Worst Jokes Ever
What did the Queen Bee say to the other bees? "Beehive yourselves!"
How does Hellen Keller drive?
With one hand on the wheel and the other on the road.
My wife told me I was immature. I just told her to get out of my pillow fort.
What do you call pedophiles on a beach? Pedos in Speedos.
Once upon a time lived a fat ass named Steve and got rabies and died. The end!
Michael Jackson and Tonya Harding got together back in the day for a horse racing venture. Tonya says, "I'll handle the handicapping, you go ride the 3-year-olds."
I'm doing a charity bungee jump for the local disabled.
It's called "spastics on elastics."
Then: You want free candy?
Now: You want free Wi-Fi?
What's the best part of being a pedophile? You will never have a wife.
What did the boy with no hands get for his birthday?
I don't know, he hasn't opened it yet.
Yo mama so fat when she stepped on the scale it said, "To be continued."
How do Chinese people play in Spy?
They can't.
Of course Jesus wasn't a virgin!
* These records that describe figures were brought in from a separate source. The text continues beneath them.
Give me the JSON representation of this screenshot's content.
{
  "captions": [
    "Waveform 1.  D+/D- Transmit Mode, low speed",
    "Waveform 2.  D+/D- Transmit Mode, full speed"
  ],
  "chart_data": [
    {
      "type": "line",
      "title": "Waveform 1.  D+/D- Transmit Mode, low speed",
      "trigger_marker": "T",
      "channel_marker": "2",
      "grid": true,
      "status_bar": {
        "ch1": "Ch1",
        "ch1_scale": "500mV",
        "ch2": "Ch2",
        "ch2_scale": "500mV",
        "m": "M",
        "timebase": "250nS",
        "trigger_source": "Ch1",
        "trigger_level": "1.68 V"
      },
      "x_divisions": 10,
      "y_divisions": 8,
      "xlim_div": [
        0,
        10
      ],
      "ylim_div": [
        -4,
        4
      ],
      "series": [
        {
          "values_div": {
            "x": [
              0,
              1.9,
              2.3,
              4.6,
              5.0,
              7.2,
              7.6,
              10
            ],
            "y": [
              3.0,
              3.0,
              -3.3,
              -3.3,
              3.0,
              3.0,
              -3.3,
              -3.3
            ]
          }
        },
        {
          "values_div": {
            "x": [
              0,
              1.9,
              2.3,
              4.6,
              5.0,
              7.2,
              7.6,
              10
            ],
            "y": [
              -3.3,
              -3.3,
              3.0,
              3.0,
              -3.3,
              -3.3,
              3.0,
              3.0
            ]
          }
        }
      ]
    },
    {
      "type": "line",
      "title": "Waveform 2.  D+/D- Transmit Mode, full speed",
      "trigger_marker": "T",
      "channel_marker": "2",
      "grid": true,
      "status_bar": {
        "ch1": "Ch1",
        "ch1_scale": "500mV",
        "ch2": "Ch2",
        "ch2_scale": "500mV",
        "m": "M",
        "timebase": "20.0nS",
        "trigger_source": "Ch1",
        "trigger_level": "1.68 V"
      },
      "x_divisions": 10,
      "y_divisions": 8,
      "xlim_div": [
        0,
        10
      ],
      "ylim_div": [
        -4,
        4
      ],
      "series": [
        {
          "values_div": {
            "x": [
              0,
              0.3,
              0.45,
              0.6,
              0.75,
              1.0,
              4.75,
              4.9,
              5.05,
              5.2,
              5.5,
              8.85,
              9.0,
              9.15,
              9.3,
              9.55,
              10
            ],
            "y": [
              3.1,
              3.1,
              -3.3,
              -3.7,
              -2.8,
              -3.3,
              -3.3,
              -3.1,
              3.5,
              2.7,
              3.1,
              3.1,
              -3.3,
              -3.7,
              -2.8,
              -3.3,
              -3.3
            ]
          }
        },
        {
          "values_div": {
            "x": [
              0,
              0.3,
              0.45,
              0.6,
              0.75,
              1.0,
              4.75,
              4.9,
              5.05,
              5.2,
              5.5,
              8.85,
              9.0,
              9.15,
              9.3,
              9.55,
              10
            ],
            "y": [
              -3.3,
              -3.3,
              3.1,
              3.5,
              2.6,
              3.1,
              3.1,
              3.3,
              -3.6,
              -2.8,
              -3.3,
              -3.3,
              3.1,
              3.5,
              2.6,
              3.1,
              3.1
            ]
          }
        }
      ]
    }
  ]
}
He obviously liked being nailed!
Your mama's so fat, scientists found a new planet called Heranus.
What do you call it when a person with Down syndrome gets friendzoned?
Chromozoned.
What did the Chinese family name their retarded kid? Something Wong.
Where do pedophiles go hunting?
Elementary schools.
you.
People with Down syndrome have a specific skill only they have; they can give a blow job and talk to you while sounding exactly the same.
What did the pedophile say to the nutcracker?
"Aren't you a little too young to be doing that?"